Fresh from the Certainly Better Than I Thought It Was Gonna Be Department, we’ve got Will Smith’s I, Robot, an entertaining and surprisingly thought-provoking movie. Not too thought-provoking, of course…it’s still a movie largely about a bunch of psycho robots. But coming as it did for me hot on the heels of the abysmal Daddy Day Care, I, Robot felt downright cerebral.

Smith plays Detective Del Spooner in a typical Will Smith Action Movie Hero role. He’s got the confidence and the charm and the smarts and the likability that we come to expect, though Spoon’s got just a little more edge on him than most of Smith’s good guys. He’s also got a great deal more muscle–Will’s definitely been keeping the Ali physique going. I thought The Wife was going to Have A Moment next to me during the Fresh Prince’s numerous shirtless scenes.

Bridget Moynahan was somewhat less than successful as the theoretically-brilliant (yeah, pun intended) Dr. Susan Calvin–when she delivers her lines of Asimovian techno-speak, she sounds like an actress reciting words she doesn’t understand rather than a top-flight scientist. Picture fidgety seventh-graders standing in front of the class reciting bits of Shakespeare they were forced to memorize and you’ll get the idea. Smith’s homicide cop sounds smarter thank Moynahan’s psychologist/roboticist (though I think Smith has a hard time playing down his considerable natural intelligence).

I, Robot (2004)
Grade: B
Directed By: Alex Proyas
Written By: Akiva Goldsman Jeff Vintar
Starring: Will Smith Bridget Moynahan Alan Tudyk James Cromwell
Studio: 20th Century Fox

The movie doesn’t really have a lot to do with Isaac Asimov’s collection of stories of the same name–apparently the script, about a robot suspected of murder, bounced around Hollywood for a few years until it got snapped up by the people who actually owned the rights to Asimov’s material. The screenwriters (final credit for which went to Akiva Goldsman and Jeff Vintar) munged the script and Asimov’s concepts together and came up with something that might not bear much beyond superficial relation to its namesake but ended up being a pretty solid story.

That story wound up being smarter than I was expecting–closer to Smith than to Moynahan on the Smart Screenplay Scale.
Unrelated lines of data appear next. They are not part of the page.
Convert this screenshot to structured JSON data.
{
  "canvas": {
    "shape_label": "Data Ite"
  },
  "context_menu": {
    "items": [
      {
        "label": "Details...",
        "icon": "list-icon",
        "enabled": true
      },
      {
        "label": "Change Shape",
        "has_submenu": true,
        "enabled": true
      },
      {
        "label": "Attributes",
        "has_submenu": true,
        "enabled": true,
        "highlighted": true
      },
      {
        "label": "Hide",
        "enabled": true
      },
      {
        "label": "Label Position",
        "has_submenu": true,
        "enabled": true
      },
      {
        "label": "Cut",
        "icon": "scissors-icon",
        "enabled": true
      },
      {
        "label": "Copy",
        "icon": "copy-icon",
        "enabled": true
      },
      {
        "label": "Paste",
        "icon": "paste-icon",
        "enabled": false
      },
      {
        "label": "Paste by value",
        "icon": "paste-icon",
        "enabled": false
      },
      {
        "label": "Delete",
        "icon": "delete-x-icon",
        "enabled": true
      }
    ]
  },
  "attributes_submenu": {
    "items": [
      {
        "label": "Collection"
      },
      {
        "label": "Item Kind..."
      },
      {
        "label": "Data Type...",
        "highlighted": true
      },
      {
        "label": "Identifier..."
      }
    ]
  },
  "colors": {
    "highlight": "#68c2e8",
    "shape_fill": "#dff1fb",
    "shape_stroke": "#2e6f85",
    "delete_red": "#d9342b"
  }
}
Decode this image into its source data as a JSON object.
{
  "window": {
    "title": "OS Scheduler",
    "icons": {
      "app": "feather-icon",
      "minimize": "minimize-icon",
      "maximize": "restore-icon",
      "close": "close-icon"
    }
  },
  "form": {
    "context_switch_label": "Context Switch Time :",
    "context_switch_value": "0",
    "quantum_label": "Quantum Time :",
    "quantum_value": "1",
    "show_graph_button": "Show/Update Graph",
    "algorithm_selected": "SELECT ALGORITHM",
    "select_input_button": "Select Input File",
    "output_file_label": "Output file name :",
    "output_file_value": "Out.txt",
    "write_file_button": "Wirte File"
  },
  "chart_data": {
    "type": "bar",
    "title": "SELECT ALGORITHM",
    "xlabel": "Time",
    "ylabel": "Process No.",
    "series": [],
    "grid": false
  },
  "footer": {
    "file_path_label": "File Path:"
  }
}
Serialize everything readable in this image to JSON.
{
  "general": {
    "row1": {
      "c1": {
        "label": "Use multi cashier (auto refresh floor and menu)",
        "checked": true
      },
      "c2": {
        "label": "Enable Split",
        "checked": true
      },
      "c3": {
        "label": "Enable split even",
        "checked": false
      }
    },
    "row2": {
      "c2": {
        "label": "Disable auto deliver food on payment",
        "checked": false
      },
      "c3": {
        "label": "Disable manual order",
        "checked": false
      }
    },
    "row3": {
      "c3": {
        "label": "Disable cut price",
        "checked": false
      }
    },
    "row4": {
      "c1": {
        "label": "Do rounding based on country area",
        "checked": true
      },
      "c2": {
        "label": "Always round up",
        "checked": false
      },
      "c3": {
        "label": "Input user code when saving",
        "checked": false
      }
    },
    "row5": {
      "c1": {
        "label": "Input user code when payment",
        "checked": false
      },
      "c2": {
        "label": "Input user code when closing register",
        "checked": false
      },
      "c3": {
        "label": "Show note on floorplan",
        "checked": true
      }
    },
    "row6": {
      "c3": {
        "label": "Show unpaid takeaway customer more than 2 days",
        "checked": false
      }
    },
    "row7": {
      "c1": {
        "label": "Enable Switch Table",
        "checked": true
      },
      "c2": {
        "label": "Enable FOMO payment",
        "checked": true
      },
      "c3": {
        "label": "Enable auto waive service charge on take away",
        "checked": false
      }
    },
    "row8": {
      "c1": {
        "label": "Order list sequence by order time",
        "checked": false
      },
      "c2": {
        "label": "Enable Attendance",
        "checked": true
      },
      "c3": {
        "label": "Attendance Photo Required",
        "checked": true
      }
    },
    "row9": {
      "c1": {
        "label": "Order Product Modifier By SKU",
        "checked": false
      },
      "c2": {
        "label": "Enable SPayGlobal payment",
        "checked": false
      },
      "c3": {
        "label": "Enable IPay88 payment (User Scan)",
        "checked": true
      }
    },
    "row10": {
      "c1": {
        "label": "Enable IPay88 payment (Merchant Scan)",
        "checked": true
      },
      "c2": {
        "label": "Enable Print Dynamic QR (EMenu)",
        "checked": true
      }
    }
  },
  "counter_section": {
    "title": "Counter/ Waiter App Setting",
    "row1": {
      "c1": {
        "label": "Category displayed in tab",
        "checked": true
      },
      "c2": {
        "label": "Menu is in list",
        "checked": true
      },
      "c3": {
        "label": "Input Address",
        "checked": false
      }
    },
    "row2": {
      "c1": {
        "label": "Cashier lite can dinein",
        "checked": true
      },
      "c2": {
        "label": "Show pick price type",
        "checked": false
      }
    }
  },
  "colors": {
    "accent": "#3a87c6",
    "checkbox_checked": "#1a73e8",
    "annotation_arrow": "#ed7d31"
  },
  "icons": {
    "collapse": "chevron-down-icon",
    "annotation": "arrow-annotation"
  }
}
Maybe I was feeling particularly dense the night I watched it, but I actually didn’t figure out the movie’s big mystery beforehand (though to my credit I did correctly guess Spooner’s personal issue early on from what I thought was a nifty visual clue by director Alex Proyas–I’d tell you what it was, but we’ve got a No Spoilers If Possible policy here at Moviegeekz).

Proyas (The Crow, Dark City) presents the kind of realistic view of the near future that always gets my imagination fired up, though I have to admit the overall look of the movie hews a little to close to the aesthetic Steven Spielberg created for Minority Report, most notably with the cars and magnetized roadways. Minor complaint, though–just how different are competing-but-complementary views of America Plus Thirty Years going to look, anyway? Proyas has a good visual flair for action and crafts some nicely intense action sequences, though I could have done out without a couple of his dizzying Spin The Camera moments.

The effects, not surprisingly, were well-done throughout. We’ve gotten to the point in the development of special effects houses that any major-studio action flick that doesn’t have gorgeous effects really must not have much of an idea how to budget their tens of millions of dollars. Buddy, the robot suspected of murdering Dr. Alfred Lanning (the man who invented the robots’ positronic brains in the first place), gets the Gollum treatment courtesy of the always-awesome-and-underrated Alan Tudyk, who infuses the robot with integrity, sweetness and soul. Funny that the CGI-animated Buddy shows more emotion and range than the live-action Moynahan.